Only Clough accompanied her on the Great Western. Sutherland went back to Highgate, to dig a pond in his garden. Sidney Herbert went back to Belgrave Square, struggling to write the Commission’s report. Jane Bancroft was left to tidy up the Burlington, to follow two days later with the luggage. The next morning, we were married by my uncle Humphry in a chapel of Chelsea Cathedral, by special licence. I decided
that it did not really matter whether she knew the names of the Cabinet ministers and the offices at Horse Guards.
24
Early on an icy Sunday morning in February 1860, my uncle Humphry went to preach at a new church in the swelling suburb of Sydenham, south of the Thames. At the top of steep Sydenham Hill, beneath the transparent vaults and towers and educative animals of the Crystal Palace, where I had once invited Harriet to pass an afternoon, one of his fine four horses slipped, his smartly-livened coachman lost the reins, the splendid, emblazoned carriage careered over fifty yards of slippery cobbles, tottered, crashed, splintered and stopped under the wheels of an omnibus. My uncle’s coachman jumped clear, but my uncle lay looking up to Heaven in the lap of a washerwoman, his neck broken.

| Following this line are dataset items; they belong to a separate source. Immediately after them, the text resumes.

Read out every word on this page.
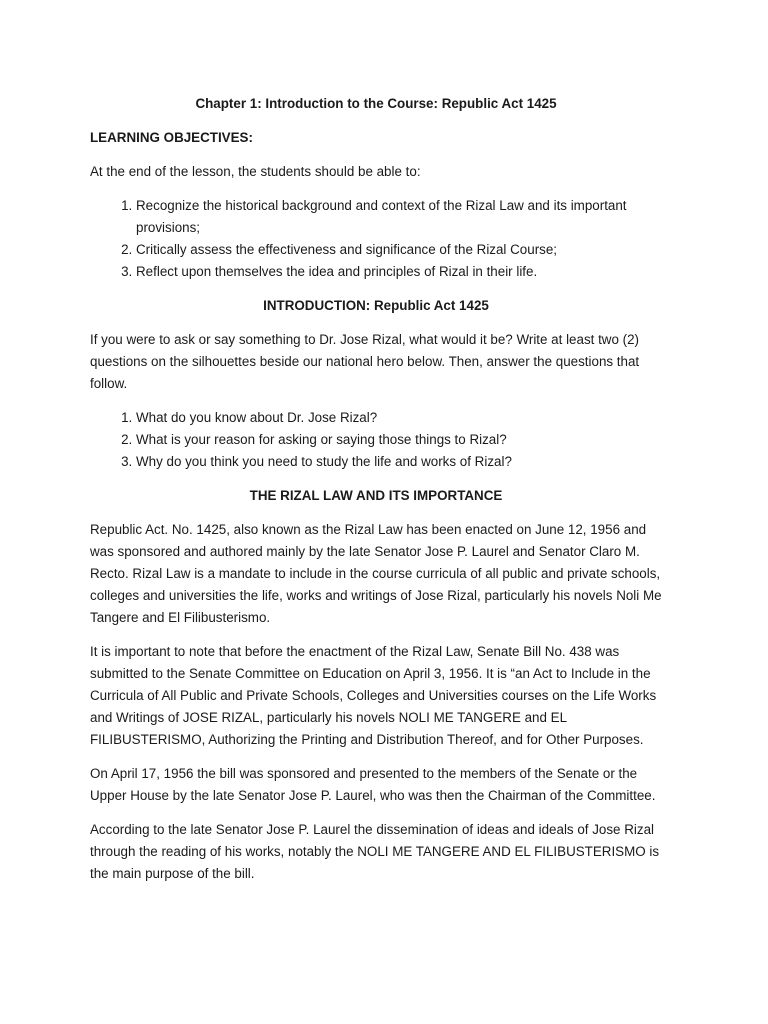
Chapter 1: Introduction to the Course: Republic Act 1425

LEARNING OBJECTIVES:

At the end of the lesson, the students should be able to:

1. Recognize the historical background and context of the Rizal Law and its important provisions;
2. Critically assess the effectiveness and significance of the Rizal Course;
3. Reflect upon themselves the idea and principles of Rizal in their life.

INTRODUCTION: Republic Act 1425

If you were to ask or say something to Dr. Jose Rizal, what would it be? Write at least two (2) questions on the silhouettes beside our national hero below. Then, answer the questions that follow.

1. What do you know about Dr. Jose Rizal?
2. What is your reason for asking or saying those things to Rizal?
3. Why do you think you need to study the life and works of Rizal?

THE RIZAL LAW AND ITS IMPORTANCE

Republic Act. No. 1425, also known as the Rizal Law has been enacted on June 12, 1956 and was sponsored and authored mainly by the late Senator Jose P. Laurel and Senator Claro M. Recto. Rizal Law is a mandate to include in the course curricula of all public and private schools, colleges and universities the life, works and writings of Jose Rizal, particularly his novels Noli Me Tangere and El Filibusterismo.

It is important to note that before the enactment of the Rizal Law, Senate Bill No. 438 was submitted to the Senate Committee on Education on April 3, 1956. It is “an Act to Include in the Curricula of All Public and Private Schools, Colleges and Universities courses on the Life Works and Writings of JOSE RIZAL, particularly his novels NOLI ME TANGERE and EL FILIBUSTERISMO, Authorizing the Printing and Distribution Thereof, and for Other Purposes.

On April 17, 1956 the bill was sponsored and presented to the members of the Senate or the Upper House by the late Senator Jose P. Laurel, who was then the Chairman of the Committee.

According to the late Senator Jose P. Laurel the dissemination of ideas and ideals of Jose Rizal through the reading of his works, notably the NOLI ME TANGERE AND EL FILIBUSTERISMO is the main purpose of the bill.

The funeral was on the Thursday. When we reached home in Berkeley Square, the afternoon mist was thickening into fog, the gaslamps pale, square suns. I told my coachman to wait.
‘You’re going out again?’ asked Jane.
‘Of course I am. The funeral’s something I must write up myself. Otherwise, it’ll hold no interest for anybody.’
I had just bought the Penny Pioneer. I was under thirty, rich, and already infuriating the rest of Fleet Street with my artful miracles.
We went up to the drawing-room, still in our funeral clothes. The curtains were drawn across the tall windows, the gas was bright, the fire leapt in welcome like an affectionate dog. I stood before the grate, coattails apart, ‘This’ll get rid of the chill of the graveside.’
‘Didn’t the will take an age to read?’ Jane was unpinning a black hat swaddled in a black veil.
‘You had to listen pretty carefully, to avoid missing my legacy of a pair of cuff-links.’
‘It’s strange, the three brothers each meeting an untimely death.’
‘Uncle Peregrine killed himself with his knife as sure as a Borgia pricked with his own poisoned ring. But the only accident about my father’s death was his picking the wrong horses. Well, you’re a baronet’s wife. How long before you get used to it?’